YONKERS, N.Y. – More than 150 Yonkers jobs have been briefly swept away with Hurricane Sandy’s flood waters.
Excelsior Packaging Group was forced to temporarily lay off most of its 176 employees three weeks ago after Sandy’s flood caused millions of dollars in equipment damages and lost inventory, owner Ron Shemesh said Wednesday.
To make matters worse, the Alexander Street packaging company lost several customers who couldn’t afford to wait for their orders while the plant recovered.
“We are scrambling to get the equipment back in operation,” Shemesh said, adding it may be two weeks before all Excelsior employees are back to work.

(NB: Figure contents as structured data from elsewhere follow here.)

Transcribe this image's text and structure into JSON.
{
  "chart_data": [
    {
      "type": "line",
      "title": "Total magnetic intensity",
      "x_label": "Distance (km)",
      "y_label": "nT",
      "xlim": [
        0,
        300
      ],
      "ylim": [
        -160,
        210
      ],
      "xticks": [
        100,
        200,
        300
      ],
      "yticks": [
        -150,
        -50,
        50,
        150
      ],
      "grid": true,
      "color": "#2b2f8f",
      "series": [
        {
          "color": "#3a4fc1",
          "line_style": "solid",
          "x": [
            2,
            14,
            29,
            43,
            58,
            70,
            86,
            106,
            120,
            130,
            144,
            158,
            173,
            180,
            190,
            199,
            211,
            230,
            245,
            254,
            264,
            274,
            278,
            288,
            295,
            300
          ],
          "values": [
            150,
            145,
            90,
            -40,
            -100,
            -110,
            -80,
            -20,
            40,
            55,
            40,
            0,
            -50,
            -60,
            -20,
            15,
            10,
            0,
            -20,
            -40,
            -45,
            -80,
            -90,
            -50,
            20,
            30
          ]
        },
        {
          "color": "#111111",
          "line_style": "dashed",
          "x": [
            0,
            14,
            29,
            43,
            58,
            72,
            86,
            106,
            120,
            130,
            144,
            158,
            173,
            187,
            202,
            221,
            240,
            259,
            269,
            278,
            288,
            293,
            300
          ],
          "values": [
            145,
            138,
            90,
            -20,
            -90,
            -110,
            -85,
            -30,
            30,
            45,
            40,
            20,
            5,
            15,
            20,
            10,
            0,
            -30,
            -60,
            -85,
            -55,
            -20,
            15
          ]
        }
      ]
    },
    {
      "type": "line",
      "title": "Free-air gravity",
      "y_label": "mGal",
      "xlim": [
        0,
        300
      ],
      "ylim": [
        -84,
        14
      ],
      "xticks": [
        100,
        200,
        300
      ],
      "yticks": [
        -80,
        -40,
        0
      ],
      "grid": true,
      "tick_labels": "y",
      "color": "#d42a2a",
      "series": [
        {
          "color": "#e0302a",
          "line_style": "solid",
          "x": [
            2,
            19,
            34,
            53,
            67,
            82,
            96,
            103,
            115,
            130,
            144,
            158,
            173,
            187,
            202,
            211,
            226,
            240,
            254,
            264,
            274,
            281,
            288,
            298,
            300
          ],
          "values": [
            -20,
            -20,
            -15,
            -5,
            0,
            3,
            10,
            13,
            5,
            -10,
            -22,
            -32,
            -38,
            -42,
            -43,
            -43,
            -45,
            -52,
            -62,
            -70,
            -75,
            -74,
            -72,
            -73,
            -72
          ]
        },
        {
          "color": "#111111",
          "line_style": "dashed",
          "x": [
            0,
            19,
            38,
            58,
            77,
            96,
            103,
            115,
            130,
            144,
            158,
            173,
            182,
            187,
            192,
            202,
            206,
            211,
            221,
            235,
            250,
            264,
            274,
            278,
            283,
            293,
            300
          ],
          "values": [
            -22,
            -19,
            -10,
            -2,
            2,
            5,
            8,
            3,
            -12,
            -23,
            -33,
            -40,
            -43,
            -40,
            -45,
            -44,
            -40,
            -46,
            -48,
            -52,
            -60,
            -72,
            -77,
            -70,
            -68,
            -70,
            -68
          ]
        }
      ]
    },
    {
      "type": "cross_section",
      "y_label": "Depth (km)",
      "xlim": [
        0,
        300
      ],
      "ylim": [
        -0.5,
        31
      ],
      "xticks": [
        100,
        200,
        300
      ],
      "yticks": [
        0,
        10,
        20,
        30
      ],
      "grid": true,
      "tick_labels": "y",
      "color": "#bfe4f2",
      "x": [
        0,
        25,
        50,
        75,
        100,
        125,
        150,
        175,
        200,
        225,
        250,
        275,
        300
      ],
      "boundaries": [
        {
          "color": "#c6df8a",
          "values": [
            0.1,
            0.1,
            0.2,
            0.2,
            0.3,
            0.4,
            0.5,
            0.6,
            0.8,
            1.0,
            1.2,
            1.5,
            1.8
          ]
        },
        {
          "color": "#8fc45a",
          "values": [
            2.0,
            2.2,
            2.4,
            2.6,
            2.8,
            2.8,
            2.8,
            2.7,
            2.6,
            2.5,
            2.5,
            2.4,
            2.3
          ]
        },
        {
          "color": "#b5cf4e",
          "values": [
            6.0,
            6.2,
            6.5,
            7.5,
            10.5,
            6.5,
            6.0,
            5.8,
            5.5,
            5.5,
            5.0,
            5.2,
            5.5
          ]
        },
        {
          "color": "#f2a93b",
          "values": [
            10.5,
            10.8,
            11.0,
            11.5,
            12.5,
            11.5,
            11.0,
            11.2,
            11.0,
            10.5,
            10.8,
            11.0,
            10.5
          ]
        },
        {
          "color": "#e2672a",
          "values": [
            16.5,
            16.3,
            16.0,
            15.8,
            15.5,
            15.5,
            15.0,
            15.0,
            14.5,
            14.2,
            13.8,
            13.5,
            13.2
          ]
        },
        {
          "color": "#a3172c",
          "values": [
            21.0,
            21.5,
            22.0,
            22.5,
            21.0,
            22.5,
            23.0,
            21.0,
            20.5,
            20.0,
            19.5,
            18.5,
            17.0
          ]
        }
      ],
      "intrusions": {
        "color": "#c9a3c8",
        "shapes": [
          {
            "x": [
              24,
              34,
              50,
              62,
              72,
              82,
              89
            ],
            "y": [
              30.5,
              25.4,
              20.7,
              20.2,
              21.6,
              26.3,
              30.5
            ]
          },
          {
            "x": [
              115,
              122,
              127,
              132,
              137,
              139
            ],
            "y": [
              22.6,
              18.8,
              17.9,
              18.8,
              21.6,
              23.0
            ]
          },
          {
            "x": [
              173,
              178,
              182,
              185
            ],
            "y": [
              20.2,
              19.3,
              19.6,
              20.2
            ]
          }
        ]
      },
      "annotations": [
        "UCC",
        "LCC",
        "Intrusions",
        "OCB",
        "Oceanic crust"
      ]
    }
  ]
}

On Wednesday, Marie Johns, deputy administrator of the U.S. Small Business Administration, toured some of Yonkers’ waterfront businesses to see first-hand the damage left behind by Sandy. Johns pledged help for owners like Shemesh in the form of low-interest Disaster Loans.
“We want everyone to know SBA is here to help and we are here to stay,” Johns said. “We’re going to be here as long as it takes.”
For some, that is sure to be welcome news. Excelsior was one of several downtown plants to be flooded in the storm, including Greystone Bakery and Altman Lighting.
Robert Altman, president of the 79 Alexander St. theatrical and architectural lighting company, said his business sustained millions of dollars’ worth of damage when two to three feet of water from the nearby Hudson River surged into his shop.
“The water was too much too fast,” he said. “It came so quick, so quick you couldn’t think.”
But with flood insurance only covering $500,000 of the damages, some small business owners say they are looking to fill the gap between insurance monies and actual losses.
That is where the federal government says it can help.
Because Westchester County was declared a Federal Disaster area, Altman Lighting, Excelsior and other small business are eligible for low-interest loans, or Disaster Loans, from the SBA.
For Shemesh and Altman, the Disaster Loans could be used to help cover the cost of damage or help fund payrolls and operating costs. The loans, which borrowers may have up to 30 years to pay off, are the same type offered to victims of hurricanes Irene and Katrina.
Mayor Mike Spano, who joined Johns on the tour, said that is exactly what the city's business owners may need.
“We want to obviously get these businesses up and running again but they are going to need a helping hand,” he said.
Disaster Loans are also open to homeowners or renters to repair or replace things like personal property and equipment that has been damaged.
Johns encouraged interested applicants to visit the SBA website for information.